Elle utilisa les mots qui accentua d’autant plus les réticences de Denise. Elle espérait plus que tout revoir son Alix, lui parler, lui dire à quel point elle l’aimait… mais dialoguer avec un souvenir la dérangeait.

— Je sais ce que vous pensez, madame Denise.

— Oh, j’en doute…

— Vous vous imaginez toutes ces belles choses que l’on serait capable de faire. Imaginez ! Imaginez encore cette révolution sociale.

— Révolution sociale ? Votre petite boîte à souvenir me semble terriblement… intimiste, Chou !

— Vous ne voyez qu’en surface, madame Denise. J’imagine des mondes connectés. Des portails menant vers d’autres boîtes. Ça serait comme inviter les autres à nous découvrir plus.

— Mais les souvenirs, c’est personnel, répliqua Denise. Ça serait comme se mettre à nu devant tout le monde. Je ne suis pas certaine d’apprécier cette idée.

— Vous soulevez un point intéressant. Il faudra mettre au point une possibilité de rendre privé certains souvenirs et d’autres non. Vous voyez, c’est en échangeant que l’on fait avancer le progrès !

Le progrès…

Denise n’y avait même pas mis les pieds qu’elle se sentait déjà dépossédée de sa propre personnalité. Cet « engin » avait du bon, oui, elle le reconnaissait mais son esprit de contradiction la poussait à imaginer toutes ces dérives possibles.

— Oh ! Je sais ! On pourrait l’appeler Witchstagram ! Le réseau des sorcières… mais ça serait quand même assez restreint. Memory Box ? Portails Magiques ? Les idées fusent, madame Denise, les idées fusent !
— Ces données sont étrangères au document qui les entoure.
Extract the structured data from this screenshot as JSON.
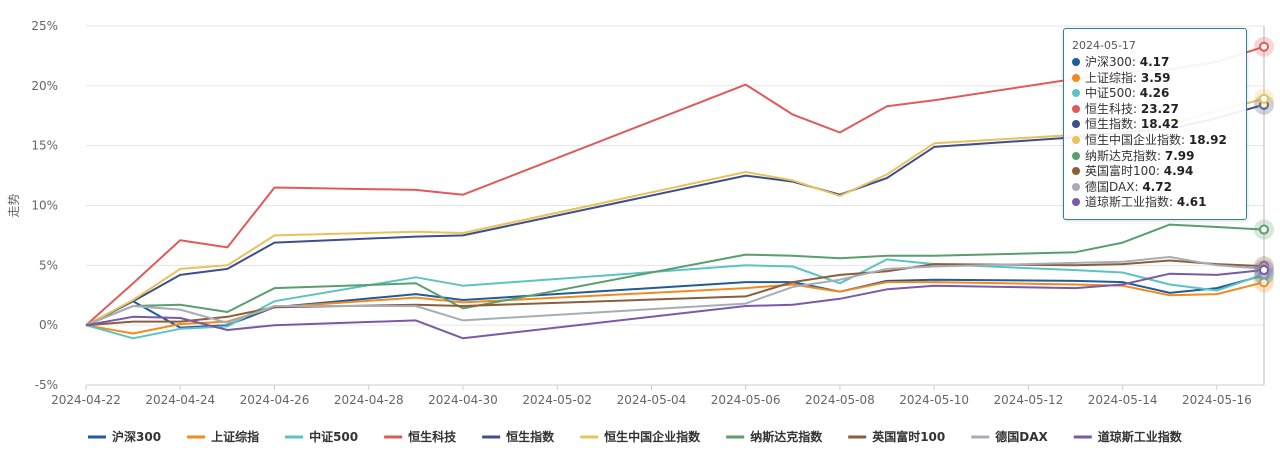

Les yeux écarquillés, Denise secoua la tête et agita les mains pour signifier sa négation.

— Qu’attendez-vous de moi, Chou ? J’ai l’impression que vous m’associez au projet sans même attendre mon accord. Et vous ne l’avez pas, je n’ai pas le temps de vous… Aider !

— Mais non, madame Denise, mais non ! Vous savez, ce projet demandera une intense quantité de magie, de pouvoirs, de talents particuliers. Je m’entoure de toutes personnes capables de merveilles. Des sorcières, des arkhédruides, des éso-chimistes.

— Je ne pourrai pas être de cet entourage.

— Je le sais, madame Denise, je le sais. Laissez-moi juste vous demander une faveur. Vous avez un talent des plus rares. Votre empathie, votre don de voyance serait un atout non négligeable à la mise en œuvre de ma future boite à souvenirs.

— Je ne…

— Madame Denise ! Il me suffirait d’une mèche, ou d’un peu de salive. Vous serez rémunérée en conséquence, bien sûr. Je connais un excellent éso-chimiste qui travaille sur un procédé révolutionnaire permettant de cloner partiellement les dons d’une…

— Je refuse ! l’interrompit Denise d’un ton rude. Maintenant, s’il vous plaît, je ne tiens plus à continuer cette conversation. Je vous serai reconnaissante de vous voir quitter mon salon de thé et…

— Ne vous inquiétez pas, madame Denise, vous avez raison. Je ne vous importunerai plus.

— Le thé est pour moi. Au revoir, madame Strasse et bonne chance dans votre affaire.

Denise quitta la table et se réfugia dans l’arrière-boutique, encore bouleversée par cette étrange discussion, aussi chimérique qu’inquiétante. La cloche de la porte d’entrée ne tarda pas à sonner ; Nicole était partie aussi vite qu’elle était venue. Elle soupira et posa une main sur son cœur pour calmer ses battements alertes.

Mais alors qu’elle retrouvait peu à peu son calme, Denise se remémora sa première rencontre avec Nicole. Ce moment fugace où, aussi rapide qu’une buse, l’étrange bonne femme s’était jetée sur elle pour lui remettre ses cheveux en place et enlever les quelques brindilles coincées dedans, tirant dessus par la même occasion. L’occasion parfaite de prélever ce qui l’intéressait.

Et dire qu’elle avait refusé d’user de son pouvoir. Dire qu’elle avait bloqué son radar empathique, sa capacité à voir au-delà des apparences, à déceler le vrai du faux…

— Comment peut-on être aussi sotte ? ragea-t-elle, poing serré.